AVS 54th International Symposium
    Surface Science Friday Sessions
       Session SS1-FrM

Paper SS1-FrM8
Misfit-Dislocation-Mediated Migration of Cu Nanostructures on Ag(111)

Friday, October 19, 2007, 10:20 am, Room 608

Session: Surface Dynamics
Presenter: A.W. Signor, University of Illinois at Urbana-Champaign
Authors: A.W. Signor, University of Illinois at Urbana-Champaign
J.H. Weaver, University of Illinois at Urbana-Champaign
Correspondent: Click to Email

Experimental studies of island migration, an important process in crystal growth and nanostructure synthesis, have mostly been limited to homoepitaxial systems. In these systems, either diffusion or evaporation and condensation of adatoms at the island edge gives rise to motion of the entire structure, leading to size-independent barriers, and diffusivities that scale with radius according to D ~ R-B, with B =1, 2, or 3 for the simplest cases.
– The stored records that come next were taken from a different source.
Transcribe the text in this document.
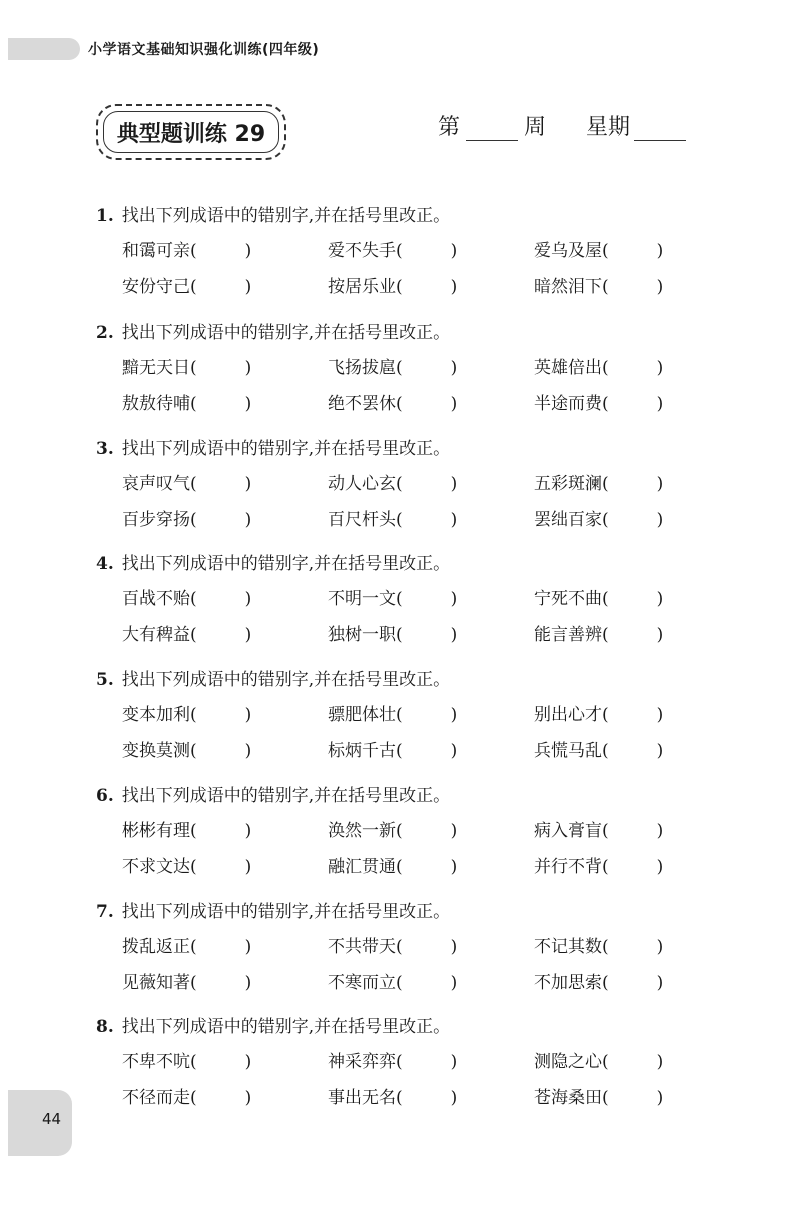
小学语文基础知识强化训练(四年级)
典型题训练 29	第	周 星期
1. 找出下列成语中的错别字,并在括号里改正。
和霭可亲(	)	爱不失手(	)	爱乌及屋(	)
安份守己(	)	按居乐业(	)	暗然泪下(	)
2. 找出下列成语中的错别字,并在括号里改正。
黯无天日(	)	飞扬拔扈(	)	英雄倍出(	)
敖敖待哺(	)	绝不罢休(	)	半途而费(	)
3. 找出下列成语中的错别字,并在括号里改正。
哀声叹气(	)	动人心玄(	)	五彩斑澜(	)
百步穿扬(	)	百尺杆头(	)	罢绌百家(	)
4. 找出下列成语中的错别字,并在括号里改正。
百战不贻(	)	不明一文(	)	宁死不曲(	)
大有稗益(	)	独树一职(	)	能言善辨(	)
5. 找出下列成语中的错别字,并在括号里改正。
变本加利(	)	骠肥体壮(	)	别出心才(	)
变换莫测(	)	标炳千古(	)	兵慌马乱(	)
6. 找出下列成语中的错别字,并在括号里改正。
彬彬有理(	)	涣然一新(	)	病入膏盲(	)
不求文达(	)	融汇贯通(	)	并行不背(	)
7. 找出下列成语中的错别字,并在括号里改正。
拨乱返正(	)	不共带天(	)	不记其数(	)
见薇知著(	)	不寒而立(	)	不加思索(	)
8. 找出下列成语中的错别字,并在括号里改正。
不卑不吭(	)	神采弈弈(	)	测隐之心(	)
不径而走(	)	事出无名(	)	苍海桑田(	)
44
The present work with Cu-Ag(111), a lattice-mismatched system, provides compelling evidence for a collective mechanism involving glide of misfit dislocations. Here, the entire structure is moved by one Burger's vector b= 1/6 <211> as the dislocation nucleates and glides through the island. Scanning tunneling microscopy (STM) images show that islands with magic sizes have a propensity for defect nucleation and glide leading to enhanced mobility. Quantitative analysis of island trajectories from STM movies collected at 130-200 K yield energy barriers as low as 0.35 eV for this process, even for multilayer islands containing up to ~90 atoms. Significantly, the barriers are very sensitive to island size, and hence island diffusivities do not scale with size in the ways predicted for traditional atomistic mechanisms, greatly affecting the overall coarsening kinetics.